A novel high-performance liquid chromatographic/ultraviolet method was developed to detect lapachol (LP) and deoxylapachol (DLP) in wood dust as chemical markers of teak wood (a suspected human carcinogen). The specificity of this analysis was determined by noting the absence of LP and DLP in 12 other specimens of different woods belonging to the angiosperm family. The consistency was examined by analyzing teak from three different sources, where the percentages (wt/wt) of the chemicals ranged from 0.006 to 0.261 for LP and from 0.038 to 0.497 for DLP, respectively. Although the LP and DLP components of teak varied according to source, a very high correlation coefficient (r (2) > 0.98 always) was found between the content of the two markers in the bulk specimens and in bulk dust derived from them. The method was then applied to teak dust collected on polyvinylchloride filters from aerosol in an exposure chamber in the range of mass loadings between 0.03 and 3.65 mg, which corresponds to a dust exposure between 0.124 and 8.703 mg m(-3) for a sampling time of 2h. A field test was also carried out in a small factory where teak was used. A good correlation was confirmed between LP and DLP versus the dust collected on the filter in both cases. LP and DLP can be markers to estimate the true quantities of teak dust inhaled in a workplace with mixed wood dust, provided the results are matched to the content of LP and DLP in the bulk wood. LP and DLP have also been proposed as the agents responsible for allergic reaction to teak dust. Therefore, it would be useful to evaluate the exposure to these two substances even without a relationship to teak dust exposure.

Cytotoxicity of lapachol metabolites produced by probiotics.

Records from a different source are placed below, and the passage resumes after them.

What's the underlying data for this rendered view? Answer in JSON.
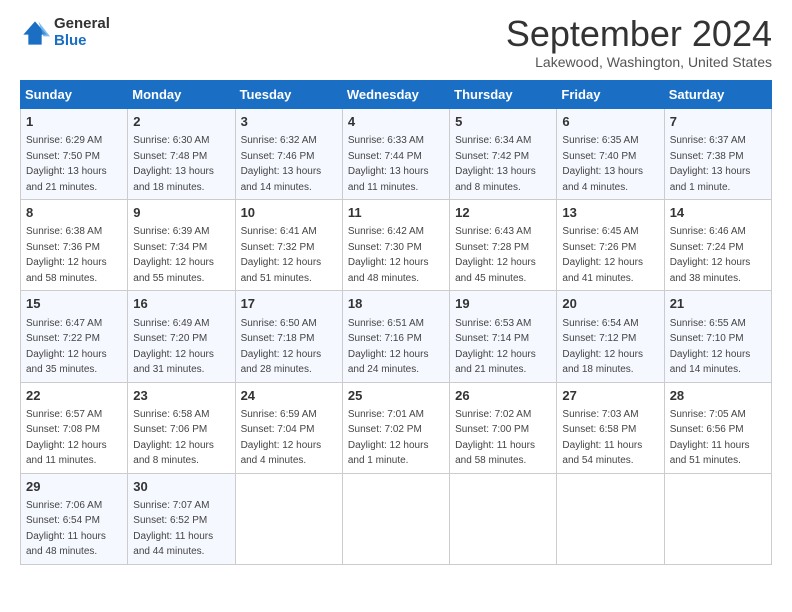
{
  "header": {
    "logo_general": "General",
    "logo_blue": "Blue",
    "month_title": "September 2024",
    "location": "Lakewood, Washington, United States"
  },
  "days_of_week": [
    "Sunday",
    "Monday",
    "Tuesday",
    "Wednesday",
    "Thursday",
    "Friday",
    "Saturday"
  ],
  "weeks": [
    [
      {
        "day": "1",
        "sunrise": "Sunrise: 6:29 AM",
        "sunset": "Sunset: 7:50 PM",
        "daylight": "Daylight: 13 hours and 21 minutes."
      },
      {
        "day": "2",
        "sunrise": "Sunrise: 6:30 AM",
        "sunset": "Sunset: 7:48 PM",
        "daylight": "Daylight: 13 hours and 18 minutes."
      },
      {
        "day": "3",
        "sunrise": "Sunrise: 6:32 AM",
        "sunset": "Sunset: 7:46 PM",
        "daylight": "Daylight: 13 hours and 14 minutes."
      },
      {
        "day": "4",
        "sunrise": "Sunrise: 6:33 AM",
        "sunset": "Sunset: 7:44 PM",
        "daylight": "Daylight: 13 hours and 11 minutes."
      },
      {
        "day": "5",
        "sunrise": "Sunrise: 6:34 AM",
        "sunset": "Sunset: 7:42 PM",
        "daylight": "Daylight: 13 hours and 8 minutes."
      },
      {
        "day": "6",
        "sunrise": "Sunrise: 6:35 AM",
        "sunset": "Sunset: 7:40 PM",
        "daylight": "Daylight: 13 hours and 4 minutes."
      },
      {
        "day": "7",
        "sunrise": "Sunrise: 6:37 AM",
        "sunset": "Sunset: 7:38 PM",
        "daylight": "Daylight: 13 hours and 1 minute."
      }
    ],
    [
      {
        "day": "8",
        "sunrise": "Sunrise: 6:38 AM",
        "sunset": "Sunset: 7:36 PM",
        "daylight": "Daylight: 12 hours and 58 minutes."
      },
      {
        "day": "9",
        "sunrise": "Sunrise: 6:39 AM",
        "sunset": "Sunset: 7:34 PM",
        "daylight": "Daylight: 12 hours and 55 minutes."
      },
      {
        "day": "10",
        "sunrise": "Sunrise: 6:41 AM",
        "sunset": "Sunset: 7:32 PM",
        "daylight": "Daylight: 12 hours and 51 minutes."
      },
      {
        "day": "11",
        "sunrise": "Sunrise: 6:42 AM",
        "sunset": "Sunset: 7:30 PM",
        "daylight": "Daylight: 12 hours and 48 minutes."
      },
      {
        "day": "12",
        "sunrise": "Sunrise: 6:43 AM",
        "sunset": "Sunset: 7:28 PM",
        "daylight": "Daylight: 12 hours and 45 minutes."
      },
      {
        "day": "13",
        "sunrise": "Sunrise: 6:45 AM",
        "sunset": "Sunset: 7:26 PM",
        "daylight": "Daylight: 12 hours and 41 minutes."
      },
      {
        "day": "14",
        "sunrise": "Sunrise: 6:46 AM",
        "sunset": "Sunset: 7:24 PM",
        "daylight": "Daylight: 12 hours and 38 minutes."
      }
    ],
    [
      {
        "day": "15",
        "sunrise": "Sunrise: 6:47 AM",
        "sunset": "Sunset: 7:22 PM",
        "daylight": "Daylight: 12 hours and 35 minutes."
      },
      {
        "day": "16",
        "sunrise": "Sunrise: 6:49 AM",
        "sunset": "Sunset: 7:20 PM",
        "daylight": "Daylight: 12 hours and 31 minutes."
      },
      {
        "day": "17",
        "sunrise": "Sunrise: 6:50 AM",
        "sunset": "Sunset: 7:18 PM",
        "daylight": "Daylight: 12 hours and 28 minutes."
      },
      {
        "day": "18",
        "sunrise": "Sunrise: 6:51 AM",
        "sunset": "Sunset: 7:16 PM",
        "daylight": "Daylight: 12 hours and 24 minutes."
      },
      {
        "day": "19",
        "sunrise": "Sunrise: 6:53 AM",
        "sunset": "Sunset: 7:14 PM",
        "daylight": "Daylight: 12 hours and 21 minutes."
      },
      {
        "day": "20",
        "sunrise": "Sunrise: 6:54 AM",
        "sunset": "Sunset: 7:12 PM",
        "daylight": "Daylight: 12 hours and 18 minutes."
      },
      {
        "day": "21",
        "sunrise": "Sunrise: 6:55 AM",
        "sunset": "Sunset: 7:10 PM",
        "daylight": "Daylight: 12 hours and 14 minutes."
      }
    ],
    [
      {
        "day": "22",
        "sunrise": "Sunrise: 6:57 AM",
        "sunset": "Sunset: 7:08 PM",
        "daylight": "Daylight: 12 hours and 11 minutes."
      },
      {
        "day": "23",
        "sunrise": "Sunrise: 6:58 AM",
        "sunset": "Sunset: 7:06 PM",
        "daylight": "Daylight: 12 hours and 8 minutes."
      },
      {
        "day": "24",
        "sunrise": "Sunrise: 6:59 AM",
        "sunset": "Sunset: 7:04 PM",
        "daylight": "Daylight: 12 hours and 4 minutes."
      },
      {
        "day": "25",
        "sunrise": "Sunrise: 7:01 AM",
        "sunset": "Sunset: 7:02 PM",
        "daylight": "Daylight: 12 hours and 1 minute."
      },
      {
        "day": "26",
        "sunrise": "Sunrise: 7:02 AM",
        "sunset": "Sunset: 7:00 PM",
        "daylight": "Daylight: 11 hours and 58 minutes."
      },
      {
        "day": "27",
        "sunrise": "Sunrise: 7:03 AM",
        "sunset": "Sunset: 6:58 PM",
        "daylight": "Daylight: 11 hours and 54 minutes."
      },
      {
        "day": "28",
        "sunrise": "Sunrise: 7:05 AM",
        "sunset": "Sunset: 6:56 PM",
        "daylight": "Daylight: 11 hours and 51 minutes."
      }
    ],
    [
      {
        "day": "29",
        "sunrise": "Sunrise: 7:06 AM",
        "sunset": "Sunset: 6:54 PM",
        "daylight": "Daylight: 11 hours and 48 minutes."
      },
      {
        "day": "30",
        "sunrise": "Sunrise: 7:07 AM",
        "sunset": "Sunset: 6:52 PM",
        "daylight": "Daylight: 11 hours and 44 minutes."
      },
      null,
      null,
      null,
      null,
      null
    ]
  ]
}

UNLABELLED: Probiotics are currently added to a variety of functional foods to provide health benefits to the host and are commonly used by patients with gastrointestinal complaints or diseases. The therapeutic effects of lapachol continue to inspire studies to obtain derivatives with improved bioactivity and lower unwanted effects. Therefore, the general goal of this study was to show that probiotics are able to convert lapachol and are important to assess the effects of bacterial metabolism on drug performance and toxicity. The microbial transformations of lapachol were carried out by Bifidobacterium sp. and Lactobacillus acidophilus and different metabolites were produced in mixed and isolated cultures. The cytotoxic activities against breast cancer and normal fibroblast cell lines of the isolated metabolites (4α-hydroxy-2,2-dimethyl-5-oxo-2,3,4,4α,5,9ß-hexahydroindeno[1,2-ß]pyran-9ß-carboxilic acid, a new metabolite produced by mixed culture and dehydro-α-lapachone produced by isolated cultures) were assessed and compared with those of lapachol. The new metabolite displayed a lower activity against a breast cancer cell line (IC50 = 532.7 µmol l(-1) ) than lapachol (IC50 = 72.3 µmol l(-1) ), while dehydro-α-lapachone (IC50 = 10.4 µmol l(-1) ) displayed a higher activity than lapachol. The present study is the first to demonstrate that probiotics are capable of converting lapachol into the most effective cytotoxic compound against a breast cancer cell line. SIGNIFICANCE AND IMPACT OF THE STUDY: Probiotics have been used in dairy products to promote human health and have the ability to metabolize drugs and other xenobiotics. Naphthoquinones, such as lapachol, are considered privileged scaffolds due to their high propensity to interact with biological targets. The present study is the first to demonstrate that probiotics are capable of converting lapachol into the most effective cytotoxic compound against a breast cancer cell line. The developed approach highlights the importance of probiotics to assess the effects of bacterial metabolism on drug performance and toxicity.